17 ottobre 2019
Aggiornato 20:30

Intxausti re a Campitello. Contador resta in rosa

Lo spagnolo della Movistar Beñat Intxausti ha trionfato all'arrivo in salita di Campitello Matese, settima tappa del Giro d'Italia con partenza da Fiuggi per 186 km. Secondo Mikel Meana Landa (Astana), terzo Sébastien Reichenbach (Iam).

CAMPITELLO - Lo spagnolo della Movistar Beñat Intxausti ha trionfato all'arrivo in salita di Campitello Matese, settima tappa del Giro d'Italia con partenza da Fiuggi per 186 km. Secondo Mikel Meana Landa (Astana), terzo Sébastien Reichenbach (Iam). Scintille tra i big nel finale con Aru che ha attaccato Contador partendo a cinque km dalla fine ma lo spagnolo non si è staccato.

Intxausti: Gambe buone per tutto il giorno
«Pensavo di poter vincere una tappa, oggi avevo una possibilità con una fuga assieme a grandi corridori, ho avuto gambe buone per tutto il giorno e ho aspettato gli ultimi 4 chilometri per attaccare a tutta». Così, ai microfoni di Raisport, Beñat Intxausti commenta il suo successo sul traguardo in salita di Campitello Matese, il suo secondo al Giro dopo la tappa di Ivrea del 2013. «Sapevo che da dietro stavano salendo forte - spiega lo spagnolo della Movistar - ma avevo fiducia nelle mie sensazioni e nella mia condizione. Oggi volevo solo vincere».

Contador: Il braccio migliora
In classifica generale comanda sempre Contador con 4 secondi di vantaggio su Fabio Aru, grazie agli abbuoni conquistati oggi sul percorso, e 22" su Richie Porte. Tappa caratterizzata dalla fuga dell'olandese Steven Kruijswijk (Lotto NL Jumbo) dal km 58 poi ripreso. «Oggi sapevamo che ci avrebbero provato - ha detto Contador a fine tappa - ho cercato solo di controllare, un po' meno ad attaccare per gestire la corsa.

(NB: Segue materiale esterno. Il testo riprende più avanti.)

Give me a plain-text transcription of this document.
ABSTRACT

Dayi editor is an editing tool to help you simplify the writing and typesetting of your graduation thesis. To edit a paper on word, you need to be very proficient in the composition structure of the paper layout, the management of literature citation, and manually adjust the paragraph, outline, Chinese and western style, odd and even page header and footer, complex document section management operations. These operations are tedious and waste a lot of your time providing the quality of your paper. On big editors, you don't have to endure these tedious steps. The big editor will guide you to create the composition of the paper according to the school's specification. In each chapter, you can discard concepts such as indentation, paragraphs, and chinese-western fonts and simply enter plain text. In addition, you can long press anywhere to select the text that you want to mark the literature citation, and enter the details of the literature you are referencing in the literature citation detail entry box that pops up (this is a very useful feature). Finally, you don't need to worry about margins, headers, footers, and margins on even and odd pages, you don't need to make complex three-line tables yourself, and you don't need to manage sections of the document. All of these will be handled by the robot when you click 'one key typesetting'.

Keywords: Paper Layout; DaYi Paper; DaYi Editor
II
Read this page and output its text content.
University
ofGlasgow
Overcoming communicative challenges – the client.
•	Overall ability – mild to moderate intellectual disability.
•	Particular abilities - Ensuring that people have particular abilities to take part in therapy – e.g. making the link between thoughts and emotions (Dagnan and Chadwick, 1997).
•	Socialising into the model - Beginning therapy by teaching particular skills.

Il tempo sta andando a mio favore. In bicicletta non sto ancora benissimo ma questi giorni stanno passando e questo è l'importante. Il braccio migliora. Talvolta devo stare attento alla posizione perché non mi fa male ed allora devo ricordarlo. Sarà importante arrivare al meglio per la cronometro».

Aru: Sarò al Tour de France
Poi tanti complimenti ad Aru: «Ho un grande rispetto ed ammirazione per Aru. Mi rispecchio in lui quando ero più giovane. Farà grande il ciclismo italiano». Complimenti ricambiati: «Contador è un grande campione. Lo rispetto moltissimo. I suoi complimenti fanno piacere. L'attacco di Landa? Eravamo d'accordo così. Ha cercato di andar via. Peccato che non è riuscito a vincere». Aru ha poi annunciato che sarà al prossimo Tour de France. Domani nona tappa, da Benevento a San Giorgio del Sannio di 215 km. Tappa più dura del previsto, si sale e scende di continuo per 4000 metri di dislivello.